Niche or Just Admit You’re Headed For Irrelevance

If you’re jonesing to be more than just an average player in the expertise space, you no longer have a choice.

It’s not a question of SHOULD you niche, but how.

Think about it.

You’re not a financial advisor. You partner with women who run service businesses in NYC to build their wealth.

You’re not a human resource consultant. You design pay systems for fast-growing technology companies.

You’re not an executive coach. You build C-suite leaders in Fortune 500 consumer products companies.

See the difference? And of course adding in the essential on-brand emotional call to action will add the sizzle to elevate you beyond the competition.

There’s an art to picking a niche, especially when it comes to selling advisory, consulting or coaching services and all that goes with it—books, podcasts, TED talks, speeches.

Your niche has to be small enough for you to own it (think white space where no one has gone before)—and yet expansive enough to let you grow the biggest vision you have for yourself.

But you have to start with biting the bullet and drilling down to the right niche for you, right here, right now. The one that allows you to pull in your sweet-spot clients and buyers pretty much immediately. And that typically means utter clarity, with an exquisitely crafted come-hither message to your tribe.

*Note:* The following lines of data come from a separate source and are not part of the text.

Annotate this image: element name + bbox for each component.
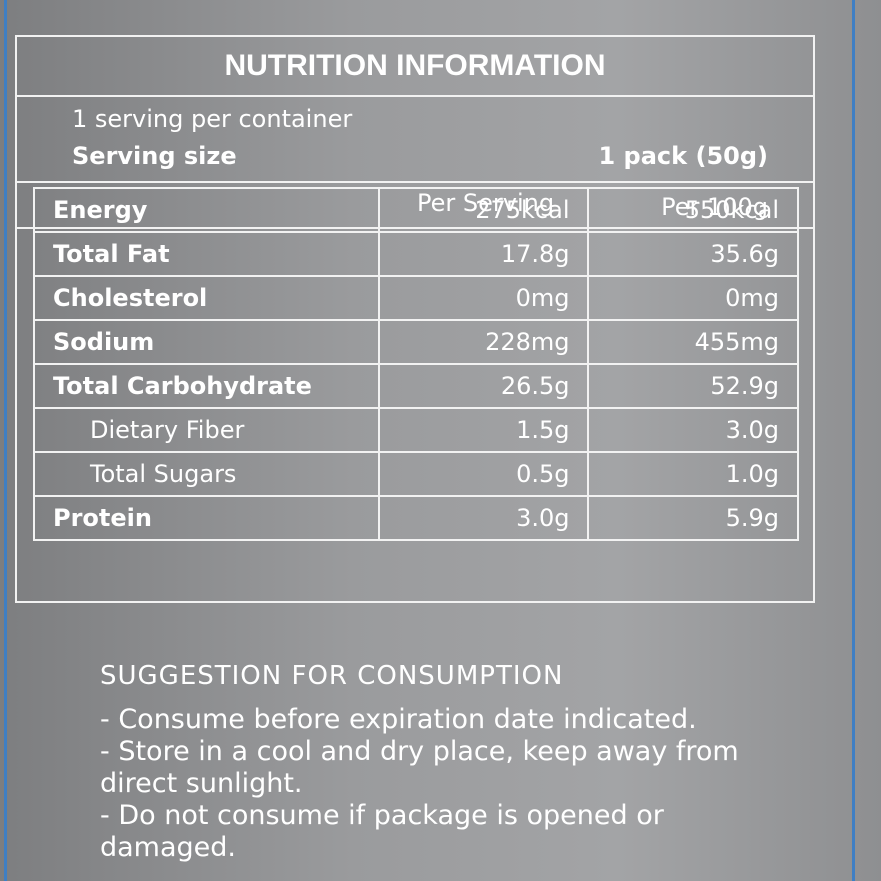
nutrient-value: 5.9g — [587, 495, 799, 541]
nutrient-row: Total Carbohydrate 26.5g 52.9g — [33, 363, 799, 409]
nutrient-name: Total Sugars — [33, 451, 380, 497]
serving-info: 1 serving per container Serving size 1 p… — [17, 97, 813, 183]
nutrient-row: Energy 275kcal 550kcal — [33, 187, 799, 233]
package-edge — [852, 0, 855, 881]
nutrient-value: 17.8g — [377, 231, 590, 277]
nutrient-value: 0mg — [377, 275, 590, 321]
servings-per-container: 1 serving per container — [72, 105, 353, 133]
serving-size-value: 1 pack (50g) — [598, 142, 769, 170]
nutrient-row: Total Sugars 0.5g 1.0g — [33, 451, 799, 497]
nutrient-row: Protein 3.0g 5.9g — [33, 495, 799, 541]
nutrient-value: 275kcal — [377, 187, 590, 233]
suggestion-line: - Store in a cool and dry place, keep aw… — [100, 736, 739, 799]
nutrient-row: Cholesterol 0mg 0mg — [33, 275, 799, 321]
suggestion-line: - Consume before expiration date indicat… — [100, 704, 697, 735]
nutrient-value: 35.6g — [587, 231, 799, 277]
suggestion-title: SUGGESTION FOR CONSUMPTION — [100, 661, 564, 691]
nutrient-row: Sodium 228mg 455mg — [33, 319, 799, 365]
nutrient-value: 455mg — [587, 319, 799, 365]
nutrient-value: 1.0g — [587, 451, 799, 497]
nutrient-row: Dietary Fiber 1.5g 3.0g — [33, 407, 799, 453]
suggestion-lines: - Consume before expiration date indicat… — [100, 704, 780, 864]
suggestion-line: - Do not consume if package is opened or… — [100, 800, 664, 863]
nutrient-value: 0.5g — [377, 451, 590, 497]
nutrient-name: Total Fat — [33, 231, 380, 277]
label-title: NUTRITION INFORMATION — [17, 37, 813, 97]
nutrient-name: Cholesterol — [33, 275, 380, 321]
nutrient-name: Dietary Fiber — [33, 407, 380, 453]
nutrient-row: Total Fat 17.8g 35.6g — [33, 231, 799, 277]
nutrition-table: Energy 275kcal 550kcal Total Fat 17.8g 35.6g C… — [33, 187, 799, 541]
nutrient-value: 3.0g — [587, 407, 799, 453]
nutrient-name: Sodium — [33, 319, 380, 365]
package-edge — [4, 0, 7, 881]
serving-size-label: Serving size — [72, 142, 237, 170]
nutrient-value: 550kcal — [587, 187, 799, 233]
nutrient-value: 3.0g — [377, 495, 590, 541]
nutrient-name: Protein — [33, 495, 380, 541]
nutrient-value: 26.5g — [377, 363, 590, 409]
nutrient-value: 52.9g — [587, 363, 799, 409]
nutrient-value: 1.5g — [377, 407, 590, 453]
nutrient-name: Energy — [33, 187, 380, 233]
suggestion: SUGGESTION FOR CONSUMPTION - Consume bef… — [100, 660, 780, 864]
nutrient-value: 228mg — [377, 319, 590, 365]
nutrient-value: 0mg — [587, 275, 799, 321]
nutrient-name: Total Carbohydrate — [33, 363, 380, 409]
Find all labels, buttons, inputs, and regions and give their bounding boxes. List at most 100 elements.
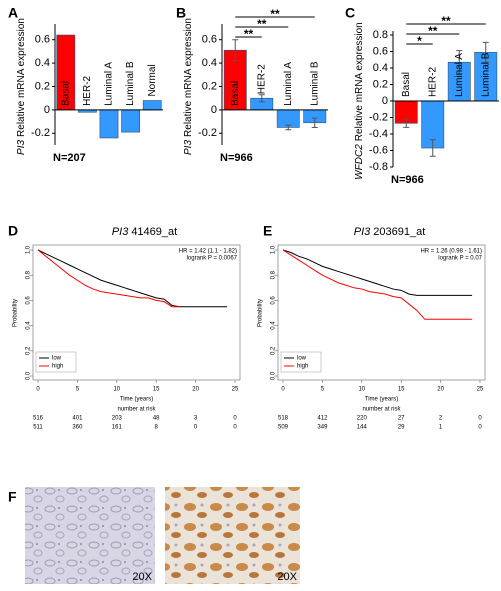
y-tick-label: 0.6 <box>373 45 388 57</box>
y-tick-label: 0.2 <box>373 78 388 90</box>
x-tick-label: 25 <box>232 387 239 393</box>
risk-count: 27 <box>398 416 405 422</box>
hazard-ratio: HR = 1.26 (0.98 - 1.61) <box>420 249 482 255</box>
risk-count: 1 <box>439 425 443 431</box>
error-bar <box>456 50 463 75</box>
error-bar <box>482 41 489 63</box>
survival-curve <box>37 249 180 308</box>
legend-label: high <box>297 364 308 370</box>
panel-letter: A <box>8 5 18 21</box>
p-value: logrank P = 0.0067 <box>187 256 238 262</box>
gene-name: PI3 <box>183 140 194 155</box>
risk-count: 511 <box>33 425 43 431</box>
risk-count: 516 <box>33 416 44 422</box>
x-tick-label: 20 <box>192 387 199 393</box>
risk-count: 220 <box>357 416 368 422</box>
category-label: Luminal A <box>104 62 115 106</box>
x-tick-label: 15 <box>153 387 160 393</box>
y-tick-label: 0.4 <box>35 57 50 69</box>
survival-curve <box>37 249 228 308</box>
risk-count: 412 <box>317 416 328 422</box>
panel-letter: C <box>345 5 355 21</box>
y-tick-label: 0.2 <box>35 80 50 92</box>
hazard-ratio: HR = 1.42 (1.1 - 1.82) <box>179 249 237 255</box>
risk-count: 48 <box>153 416 160 422</box>
significance-label: ** <box>428 24 438 38</box>
y-tick-label: 0.4 <box>202 57 217 69</box>
risk-count: 203 <box>112 416 123 422</box>
error-bar <box>285 124 292 131</box>
y-tick-label: 0.2 <box>26 346 32 355</box>
y-tick-label: 0.6 <box>35 34 50 46</box>
axis-title: PI3 203691_at <box>354 226 426 238</box>
risk-count: 161 <box>112 425 123 431</box>
risk-count: 349 <box>317 425 328 431</box>
error-bar <box>258 94 265 103</box>
x-tick-label: 5 <box>76 387 80 393</box>
panel-letter: F <box>8 489 17 505</box>
error-bar <box>232 39 239 62</box>
y-tick-label: -0.2 <box>31 127 50 139</box>
legend-box <box>280 351 322 373</box>
category-label: Luminal B <box>309 61 320 106</box>
x-axis-title: Time (years) <box>120 397 153 403</box>
risk-table-title: number at risk <box>117 407 156 413</box>
risk-count: 0 <box>233 425 237 431</box>
risk-count: 0 <box>194 425 198 431</box>
y-tick-label: 0.8 <box>271 270 277 279</box>
category-label: HER-2 <box>256 64 267 94</box>
y-tick-label: -0.8 <box>369 161 388 173</box>
risk-count: 0 <box>233 416 237 422</box>
y-tick-label: 1.0 <box>271 245 277 254</box>
risk-count: 3 <box>194 416 198 422</box>
risk-count: 8 <box>155 425 159 431</box>
micrograph <box>165 487 300 584</box>
y-tick-label: 0.2 <box>271 346 277 355</box>
gene-name: PI3 <box>112 226 129 238</box>
y-tick-label: 0.8 <box>373 29 388 41</box>
risk-count: 2 <box>439 416 443 422</box>
risk-count: 144 <box>357 425 368 431</box>
x-tick-label: 20 <box>437 387 444 393</box>
legend-label: low <box>297 356 307 362</box>
x-tick-label: 25 <box>477 387 484 393</box>
y-tick-label: -0.2 <box>369 111 388 123</box>
significance-label: ** <box>244 27 254 41</box>
gene-name: PI3 <box>354 226 371 238</box>
category-label: Basal <box>60 81 71 106</box>
y-tick-label: 0.4 <box>373 62 388 74</box>
survival-curve <box>282 249 473 296</box>
category-label: Basal <box>401 72 412 97</box>
note: N=966 <box>391 174 424 186</box>
category-label: Basal <box>230 81 241 106</box>
panel-letter: E <box>263 223 272 239</box>
axis-title-text: Relative mRNA expression <box>183 18 194 137</box>
risk-count: 29 <box>398 425 405 431</box>
error-bar <box>311 117 318 128</box>
y-tick-label: 0 <box>44 104 50 116</box>
significance-label: ** <box>441 14 451 28</box>
x-tick-label: 10 <box>113 387 120 393</box>
axis-title-text: 203691_at <box>373 226 425 238</box>
x-tick-label: 10 <box>358 387 365 393</box>
micrograph <box>25 487 155 584</box>
axis-title-text: Relative mRNA expression <box>354 22 365 141</box>
y-tick-label: 0.6 <box>202 34 217 46</box>
gene-name: PI3 <box>16 140 27 155</box>
y-tick-label: 0.0 <box>271 371 277 380</box>
axis-title: PI3 Relative mRNA expression <box>16 18 27 155</box>
p-value: logrank P = 0.07 <box>438 256 482 262</box>
x-tick-label: 0 <box>281 387 285 393</box>
magnification: 20X <box>277 571 297 583</box>
significance-label: ** <box>270 7 280 21</box>
category-label: Luminal B <box>480 52 491 97</box>
bar <box>121 109 140 133</box>
significance-label: ** <box>257 17 267 31</box>
plot-frame <box>277 244 486 381</box>
category-label: HER-2 <box>427 67 438 97</box>
category-label: Luminal A <box>454 53 465 97</box>
significance-label: * <box>417 34 422 48</box>
axis-title: PI3 Relative mRNA expression <box>183 18 194 155</box>
magnification: 20X <box>132 571 152 583</box>
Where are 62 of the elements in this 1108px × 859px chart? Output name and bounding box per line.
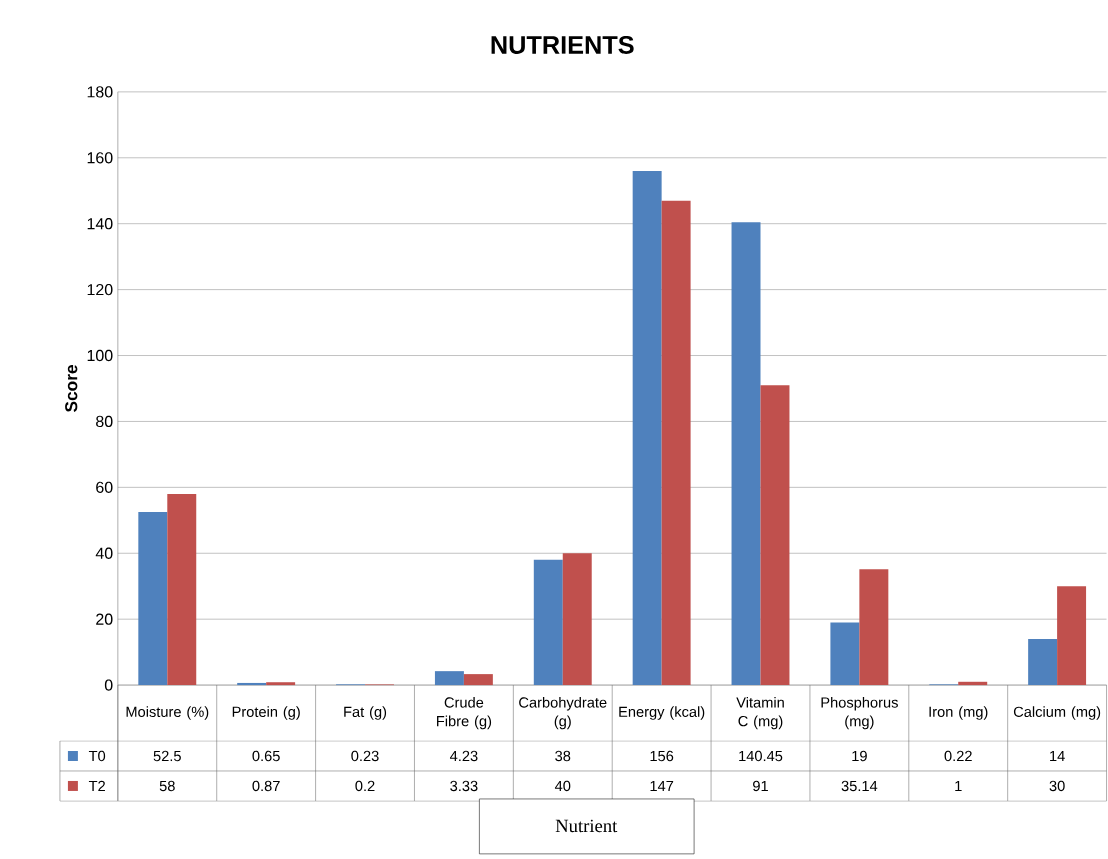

“But what about the clients I already have who don’t fit my new niche?” If you’re serving them well, this change will hardly make them leave you. And they just might become your apostles and start spreading the word.

“But there aren’t enough of my dream targets in my own backyard to make sense specializing.” If you’ve picked the niche chock-full of the work you are thrilled to do, then it’s time to think bigger. Start building a digital pipeline to bring new clients to your virtual door.

“But, but, but…can’t I just come up with a snazzy new logo and tagline and call it a day?” Uh, no.

Hey, I get it. Commitment to a niche is pretty high up on the fear scale. It closes off other avenues. It feels downright scary.

But the alternative is worse. You stagnate. You become—eventually—irrelevant.

It’s the business equivalent of crawling off to die in a corner. Unappreciated. Alone.

Are you really willing to settle for that?

I didn’t think so.

So here’s a start. Make a list of the best clients and the best work you’ve ever done. The people and projects you’d re-create 10 times over if you could. I guarantee there is gold there if you mine it closely.

Make your barometer joy—however you (and ONLY you) define it. The temperament or situation of your clients, the work itself, your work style, the pay for that work, your teammates or all of the above.

If you’ve been working at this and spinning your wheels, check out your options to work with me here.

Invest in building yourself EXACTLY the right niche.

And give irrelevance the finger.



1 Comment

  • I see this as simply knowing what you do very well contrasted to what you can do (and have done to help get on by). Why seek to best define and communicate that? Why not best distinguish yourself from others? You mater. What you can do for others matters. Why not learn to communicate it? I know its something I constantly work to refine.